第1の胃袋「ミノ」が一番うまい料理はなに?

牛には4つの胃袋がありますが、最初に食物が入る第一の胃のことを「ミノ」と言います。その名の由来は、切り開くとミノ笠のように見えるからとのことです。
安堂会長から手渡されたミノは、既にカットしてあり、そのミノ笠の形を確認することはできませんでした。ホルモンにしては「白くて柔らかくて、きれい」が第一印象でした。

加工前

さばいてみる

肉料理の本やYouTubeなどを参考に、包丁を片手にミノと向き合います。実は、これまでは家庭用の包丁を使っていましたが、肉用の筋切り包丁を手に入れて、今回がそのお披露目です。
「この包丁はよく切れるから、気を付けるように」との安堂光明会長からの助言を思い出して、緊張が走りました。なにせよく切れます。まな板が何度も削れました。
さて、ミノのなかでも肉が厚いところが、価値ある部位です。焼肉屋では上ミノとして提供されます。それをきれいに切り出すために、表面を覆う脂身は削ぎ落します。

脂そぎ

そして、まるで鱧の骨切りのように、深めに切り込みを入れます。硬い肉質を食べやすくするためです。切り込みは格子状に入れて、食べやすいサイズに切れば完成です。

切り込み

まずは定番、焼き肉で実食

焼肉もりつけ
焼肉

塩とコショウ、ゴマ油で下味を付けて焼きました。
焼けば、格子状に入れた切り込みが開き、そこから肉汁がじゅわっと出てきます。焼き過ぎると固くなるイメージなので、ここらで口に入れると、歯ごたえ十分。臭みもなく、噛むたびに肉汁が出てきて、美味しいです。
もっと焼いたものも食べてみると、硬さが増していますが、これはこれで香ばしさがあって美味しい。さっそくビールが欲しくなりました。

天ぷらと唐揚げ、どっちが美味い?

「ミノは天ぷらが美味しいですよね」とスタッフが言うので、挑戦してみました。ついでに唐揚げにも。さて、お味のほどは…。

揚げる
天ぷら

天ぷらを食べてみれば、スタッフの言う通り。これは美味しい!歯ごたえのなかに、うま味が増したような感じがします。天つゆよりも塩でいただく方が美味しかった。
「これは日本酒ですね」と、隣でスタッフがつぶやきました。
安堂会長によれば、天ぷらの衣にカレー粉を入れると「これまた美味しい」とのことです。

唐揚げ

唐揚げは、いかにも美味しそうで、見た目はナンバーワンです。しかし、口に入れれば、ミノの味わいというより、唐揚げ粉の味付けが強すぎる印象です。
結果、軍配は天ぷらに上がったのでした。

野菜と炒めてみる

ミノのチンゲン菜ともやし炒め

もやしとチンゲン菜で中華風に炒め物を作ってみました。ミノをさばいたときに出た肉の薄いところを使って、さらに薄くスライスして投入。ミノのコリコリした食感が面白い野菜炒めになりました。これはご飯が進む一品です。

最後に湯引き

湯引き

やはり薄く切ったミノを昆布と酒を入れた湯で3分くらい茹でて、冷水でしめました。ポン酢を付けていただいてみると、これがなかなか乙なのです。あっさりしていながら、コリコリ噛めば旨味が出てきます。
よく考えてみれば、これはお通しで出てきそうな一品。最後に作る料理ではありませんでした。
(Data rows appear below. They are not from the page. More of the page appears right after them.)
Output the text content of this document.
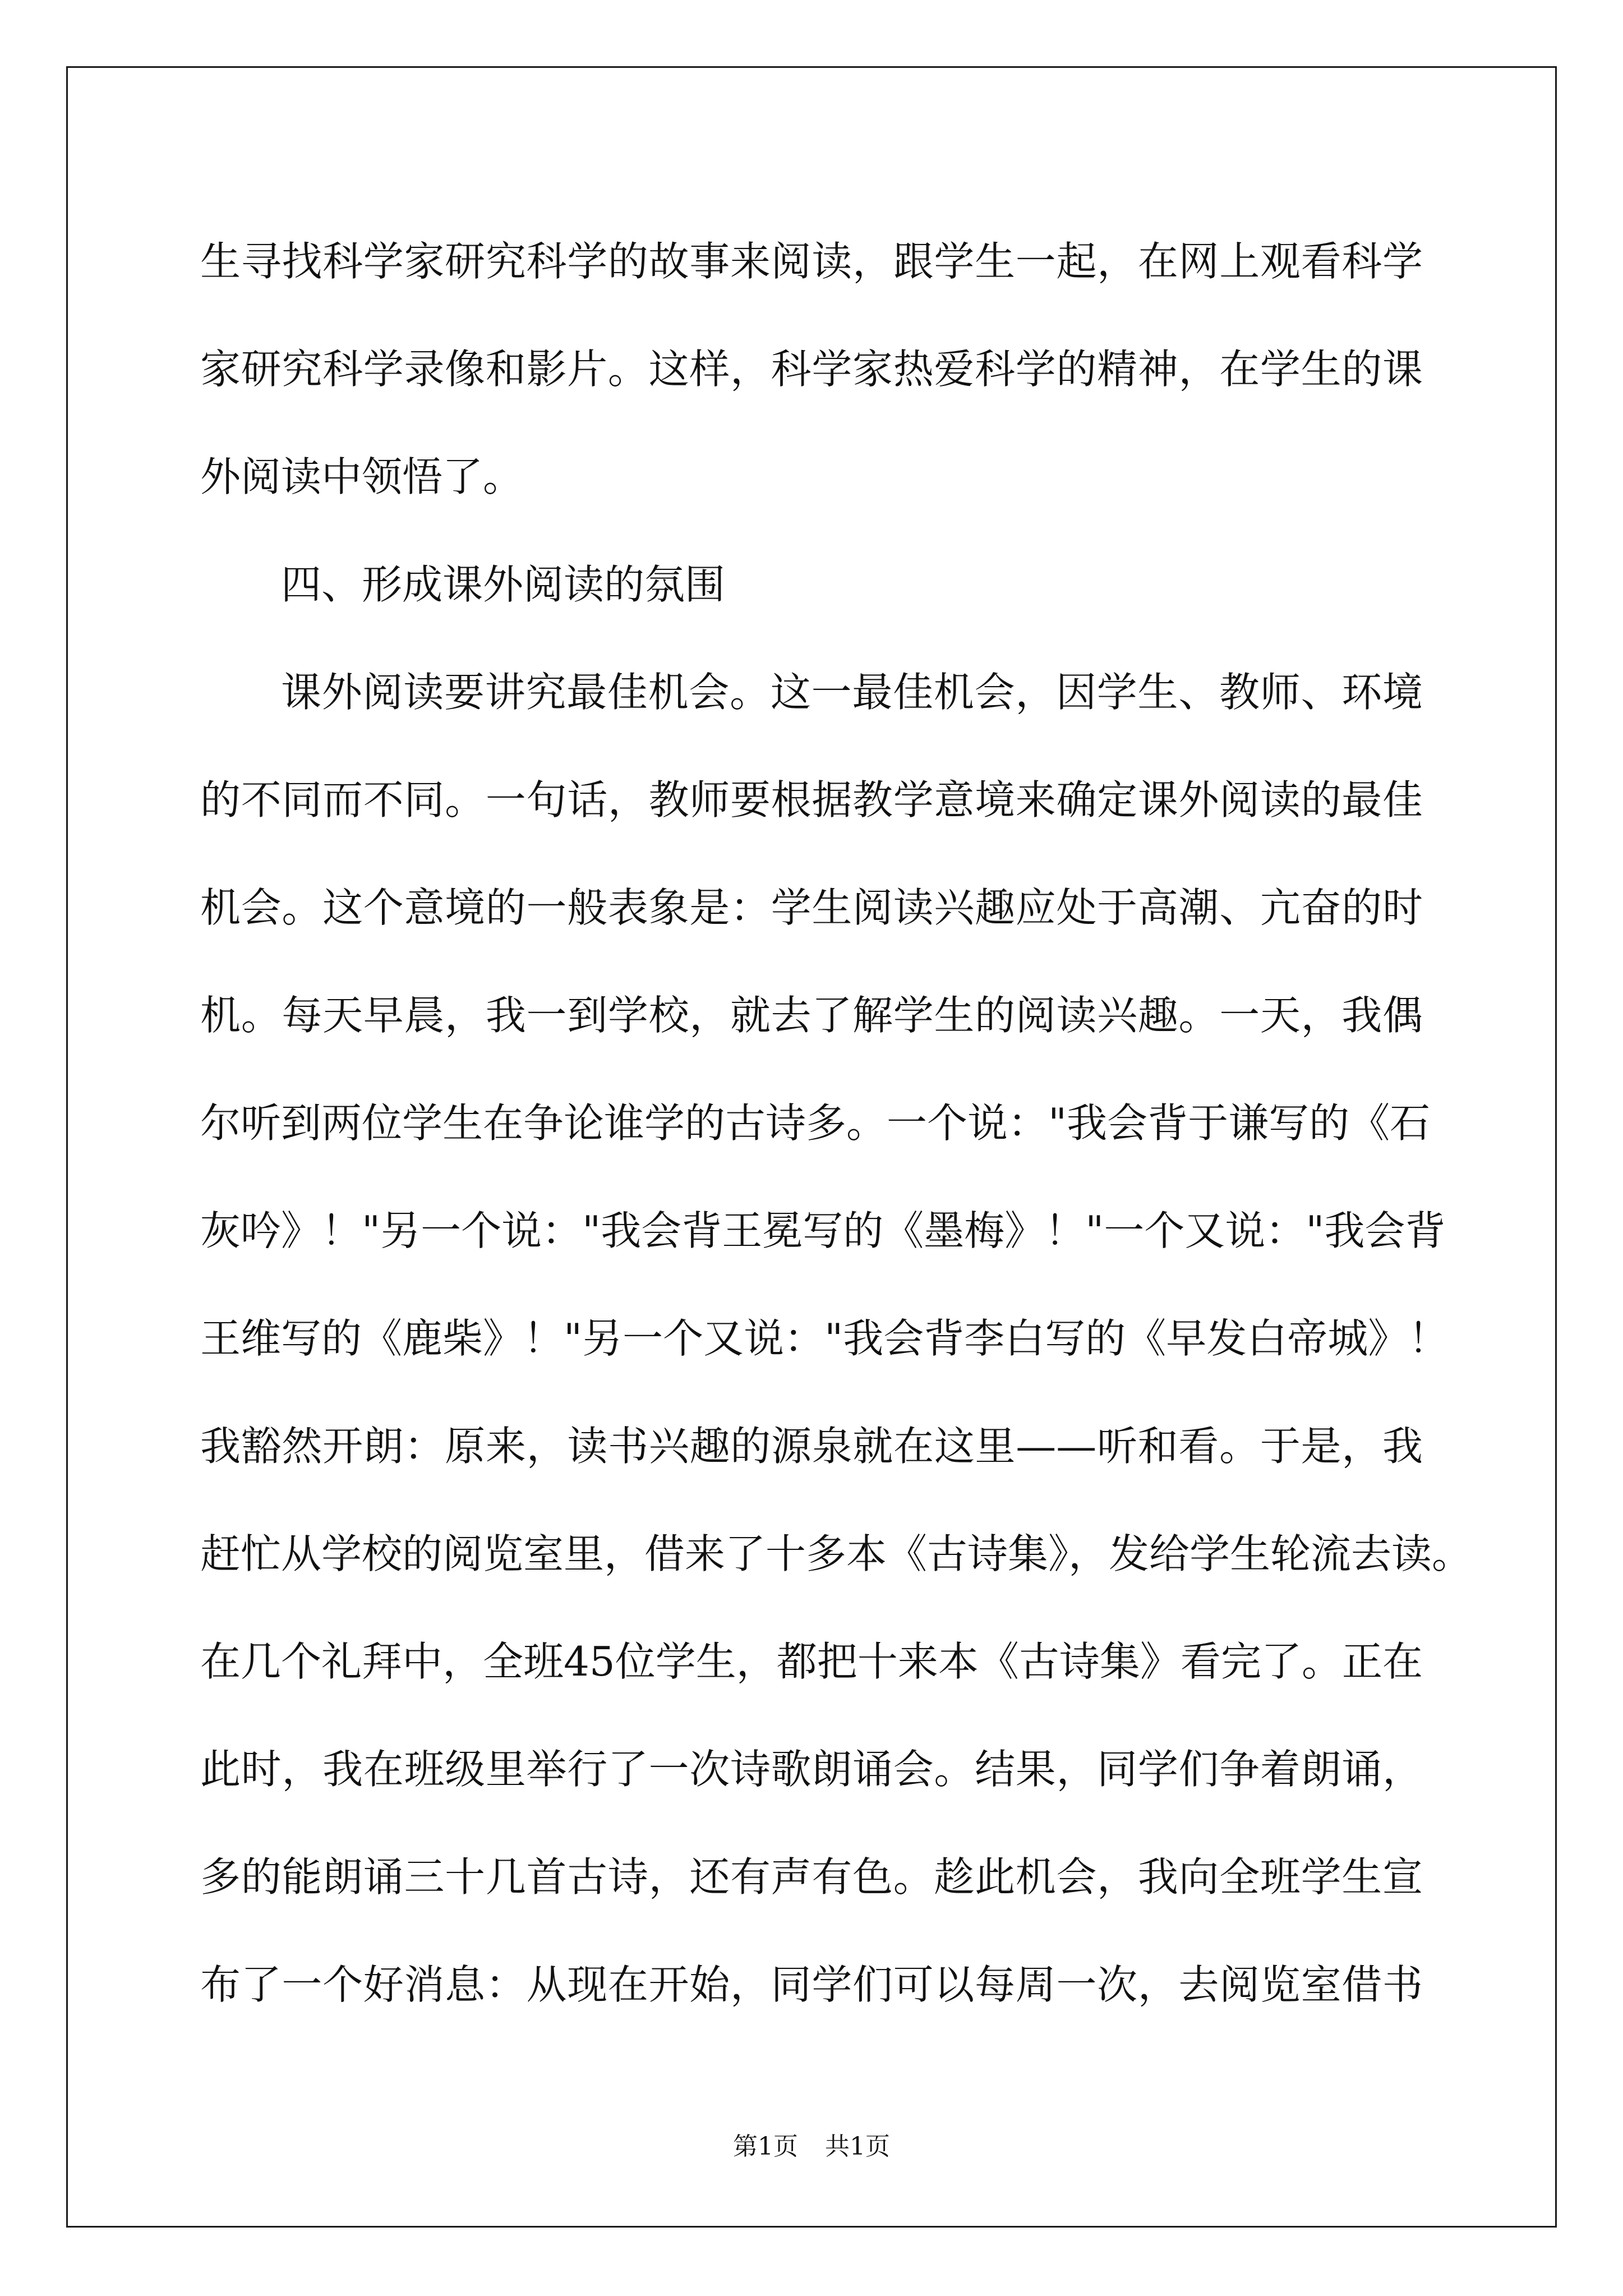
生寻找科学家研究科学的故事来阅读，跟学生一起，在网上观看科学
家研究科学录像和影片。这样，科学家热爱科学的精神，在学生的课
外阅读中领悟了。
四、形成课外阅读的氛围
课外阅读要讲究最佳机会。这一最佳机会，因学生、教师、环境
的不同而不同。一句话，教师要根据教学意境来确定课外阅读的最佳
机会。这个意境的一般表象是：学生阅读兴趣应处于高潮、亢奋的时
机。每天早晨，我一到学校，就去了解学生的阅读兴趣。一天，我偶
尔听到两位学生在争论谁学的古诗多。一个说："我会背于谦写的《石
灰吟》！"另一个说："我会背王冕写的《墨梅》！"一个又说："我会背
王维写的《鹿柴》！"另一个又说："我会背李白写的《早发白帝城》！
我豁然开朗：原来，读书兴趣的源泉就在这里——听和看。于是，我
赶忙从学校的阅览室里，借来了十多本《古诗集》，发给学生轮流去读。
在几个礼拜中，全班45位学生，都把十来本《古诗集》看完了。正在
此时，我在班级里举行了一次诗歌朗诵会。结果，同学们争着朗诵，
多的能朗诵三十几首古诗，还有声有色。趁此机会，我向全班学生宣
布了一个好消息：从现在开始，同学们可以每周一次，去阅览室借书
第1页 共1页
さて、終えてみればミノ三昧5品。色も白くて淡泊な味わいのミノですが、料理によって色々と楽しめることがわかりました。特に気に入ったのは天ぷらと湯引きです。おっと、順番を間違えてはいけません。まずはお通しで湯引き。その後、濃厚な味わいの天ぷら。これが今回の結論です。

では、未知なる部位と料理を求めて、牛肉珍味の旅は続きます。
なお、安堂会長からの注意もむなしく、記者の指にはバンソウコウが…。よく切れる包丁には注意しましょう。慣れてきたと思ったころが一番危ないです。はい。